A standard Remainer “gotcha” is to ask Brexiteers for a specific list of suggestions for which Brussels rules need to go. Provide a long list, and you will be accused of a cynical plot to destroy workers’ rights while force-feeding them American chlorinated chicken. Provide a short one, and the rebuttal comes back: “Why leave at all?”
The simple fact – as Treasury civil servants doing similar contingency planning have been told by multiple firms – is that there is no magic bullet post-Brexit, whatever form it takes.
Yes, there will be things that we can do better than under the old arrangements. But the principles that will boost growth after we leave are the same as they were before.

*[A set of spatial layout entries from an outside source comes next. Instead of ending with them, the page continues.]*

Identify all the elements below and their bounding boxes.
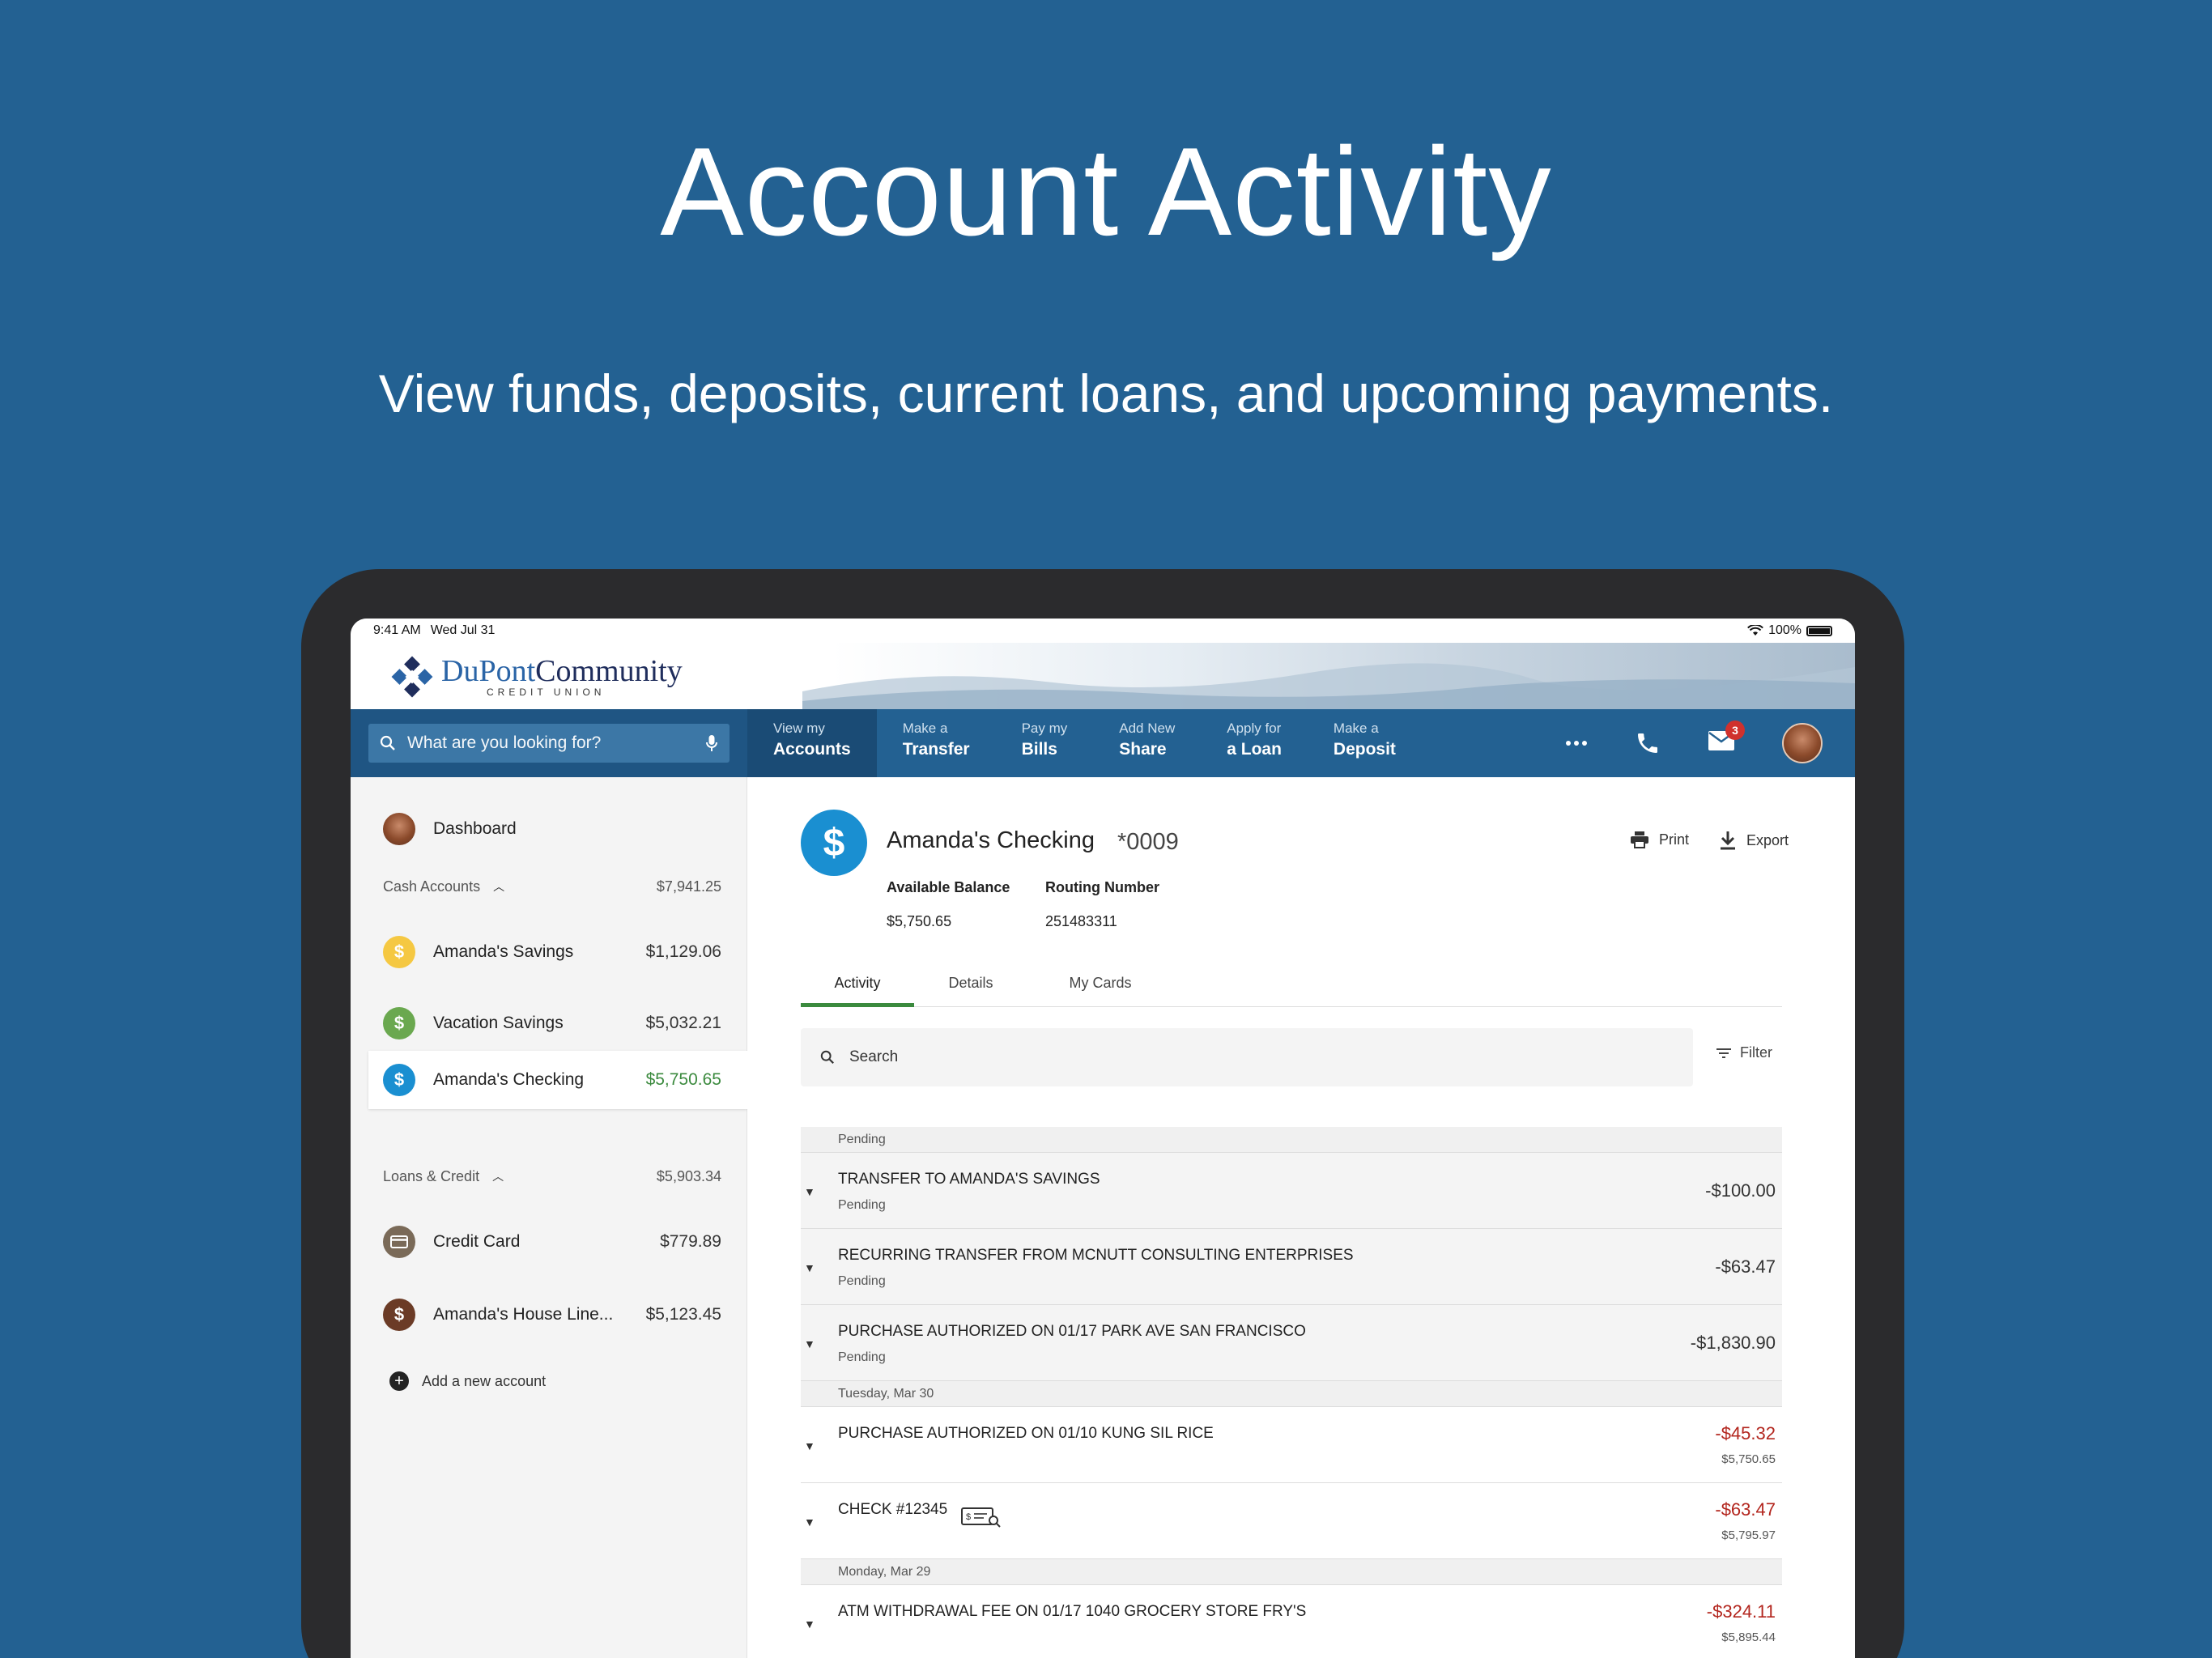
- svg-text:$: $: [966, 1512, 971, 1522]
- group-header-date: Monday, Mar 29: [801, 1559, 1782, 1585]
- nav-pay-bills[interactable]: Pay my Bills: [996, 709, 1094, 777]
- sidebar: Dashboard Cash Accounts ︿ $7,941.25 $ Am…: [351, 777, 747, 1658]
- battery-percent: 100%: [1768, 623, 1802, 637]
- filter-icon: [1716, 1048, 1731, 1058]
- table-row[interactable]: ▼ ATM WITHDRAWAL FEE ON 01/17 1040 GROCE…: [801, 1585, 1782, 1658]
- global-search-input[interactable]: What are you looking for?: [368, 724, 730, 763]
- chevron-up-icon: ︿: [492, 1170, 504, 1183]
- dollar-icon: $: [383, 1299, 415, 1331]
- mail-badge: 3: [1725, 721, 1745, 740]
- tab-activity[interactable]: Activity: [801, 971, 914, 1007]
- account-title: Amanda's Checking: [887, 827, 1095, 853]
- table-row[interactable]: ▼ PURCHASE AUTHORIZED ON 01/17 PARK AVE …: [801, 1305, 1782, 1381]
- table-row[interactable]: ▼ RECURRING TRANSFER FROM MCNUTT CONSULT…: [801, 1229, 1782, 1305]
- caret-down-icon[interactable]: ▼: [804, 1261, 815, 1274]
- table-row[interactable]: ▼ PURCHASE AUTHORIZED ON 01/10 KUNG SIL …: [801, 1407, 1782, 1483]
- search-icon: [820, 1050, 834, 1064]
- mail-button[interactable]: 3: [1708, 721, 1745, 756]
- plus-icon: +: [389, 1371, 409, 1391]
- check-image-icon[interactable]: $: [961, 1506, 1002, 1528]
- activity-search-input[interactable]: Search: [801, 1028, 1693, 1086]
- account-detail: $ Amanda's Checking *0009 Available Bala…: [747, 777, 1855, 1658]
- brand-sub: CREDIT UNION: [487, 687, 606, 698]
- wifi-icon: [1747, 625, 1763, 636]
- caret-down-icon[interactable]: ▼: [804, 1439, 815, 1452]
- nav-apply-loan[interactable]: Apply for a Loan: [1201, 709, 1308, 777]
- dollar-icon: $: [383, 1007, 415, 1039]
- sidebar-item-house-line[interactable]: $ Amanda's House Line... $5,123.45: [351, 1290, 747, 1339]
- chevron-up-icon: ︿: [493, 880, 505, 893]
- hero-title: Account Activity: [660, 121, 1552, 261]
- brand-name-b: Community: [535, 654, 683, 688]
- status-date: Wed Jul 31: [430, 623, 496, 637]
- sidebar-item-credit-card[interactable]: Credit Card $779.89: [351, 1218, 747, 1266]
- app-screen: 9:41 AM Wed Jul 31 100% DuPontCommunity …: [351, 619, 1855, 1658]
- dollar-icon: $: [383, 936, 415, 968]
- table-row[interactable]: ▼ TRANSFER TO AMANDA'S SAVINGS Pending -…: [801, 1153, 1782, 1229]
- caret-down-icon[interactable]: ▼: [804, 1185, 815, 1198]
- loans-credit-section[interactable]: Loans & Credit ︿ $5,903.34: [383, 1164, 721, 1188]
- brand-logo[interactable]: DuPontCommunity CREDIT UNION: [389, 654, 683, 699]
- account-number: *0009: [1117, 829, 1179, 855]
- sidebar-item-amandas-checking[interactable]: $ Amanda's Checking $5,750.65: [368, 1051, 747, 1109]
- group-header-date: Tuesday, Mar 30: [801, 1381, 1782, 1407]
- phone-icon[interactable]: [1635, 730, 1661, 756]
- caret-down-icon[interactable]: ▼: [804, 1618, 815, 1630]
- sidebar-item-amandas-savings[interactable]: $ Amanda's Savings $1,129.06: [351, 928, 747, 976]
- status-time: 9:41 AM: [373, 623, 421, 637]
- search-placeholder: What are you looking for?: [407, 733, 602, 752]
- dollar-icon: $: [801, 810, 867, 876]
- tab-my-cards[interactable]: My Cards: [1036, 971, 1165, 1007]
- available-balance-value: $5,750.65: [887, 913, 952, 929]
- microphone-icon[interactable]: [705, 734, 718, 752]
- download-icon: [1721, 831, 1735, 850]
- dollar-icon: $: [383, 1064, 415, 1096]
- mountain-banner: [802, 663, 1855, 709]
- search-icon: [380, 735, 395, 750]
- hero-subtitle: View funds, deposits, current loans, and…: [378, 363, 1834, 423]
- transaction-list: Pending ▼ TRANSFER TO AMANDA'S SAVINGS P…: [801, 1127, 1782, 1658]
- sidebar-item-dashboard[interactable]: Dashboard: [351, 810, 747, 848]
- print-icon: [1631, 831, 1648, 848]
- nav-add-share[interactable]: Add New Share: [1093, 709, 1201, 777]
- battery-icon: [1806, 625, 1832, 636]
- table-row[interactable]: ▼ CHECK #12345 $ -$63.47 $5,795.97: [801, 1483, 1782, 1559]
- tab-details[interactable]: Details: [914, 971, 1027, 1007]
- credit-card-icon: [383, 1226, 415, 1258]
- caret-down-icon[interactable]: ▼: [804, 1337, 815, 1350]
- logo-mark-icon: [391, 656, 433, 698]
- avatar: [383, 813, 415, 845]
- user-avatar[interactable]: [1782, 723, 1823, 763]
- cash-accounts-section[interactable]: Cash Accounts ︿ $7,941.25: [383, 874, 721, 899]
- add-account-button[interactable]: + Add a new account: [389, 1371, 546, 1391]
- nav-view-accounts[interactable]: View my Accounts: [747, 709, 877, 777]
- group-header-pending: Pending: [801, 1127, 1782, 1153]
- export-button[interactable]: Export: [1719, 831, 1789, 850]
- account-tabs: Activity Details My Cards: [801, 971, 1782, 1007]
- caret-down-icon[interactable]: ▼: [804, 1516, 815, 1528]
- brand-name-a: DuPont: [441, 654, 536, 688]
- nav-make-deposit[interactable]: Make a Deposit: [1308, 709, 1422, 777]
- routing-number-value: 251483311: [1045, 913, 1117, 929]
- nav-make-transfer[interactable]: Make a Transfer: [877, 709, 996, 777]
- sidebar-item-vacation-savings[interactable]: $ Vacation Savings $5,032.21: [351, 999, 747, 1048]
- routing-number-label: Routing Number: [1045, 879, 1159, 895]
- brand-header: DuPontCommunity CREDIT UNION: [351, 643, 1855, 709]
- filter-button[interactable]: Filter: [1716, 1044, 1772, 1061]
- more-icon[interactable]: [1565, 740, 1588, 746]
- print-button[interactable]: Print: [1630, 831, 1689, 848]
- top-nav: What are you looking for? View my Accoun…: [351, 709, 1855, 777]
- available-balance-label: Available Balance: [887, 879, 1010, 895]
- status-bar: 9:41 AM Wed Jul 31 100%: [351, 619, 1855, 643]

That means making Britain the most attractive place possible to start and grow a business. It means designing the tax code so that it pays everyone to work, at every stage of their life. It means incentivising firms to invest rather than punishing them for it. It means providing workers with the essential skills to flourish in a 21st-century economy.
The difference will be the level of urgency. If we are unable to offer investors seamless access to the Single Market, we had better make sure that the offer we do have is pretty damn compelling – that those from overseas, and those already here, have overwhelming reasons to place that big investment or make that marginal hire in this country rather than anywhere else.
Amid the parliamentary shenanigans – whose outcome is still entirely mysterious to pretty much everyone – it’s easy to lose sight of that central truth. But the voters know the score. In a recent ComRes poll, they agreed by a three to one margin that “after Brexit, the UK should position itself as the lowest tax, business-friendliest country in Europe”.
That proposition won solid approval among Tories and Labour, old and young, Leave and Remain. And it’s what we as a country should and must be aiming for – whatever happens in Westminster.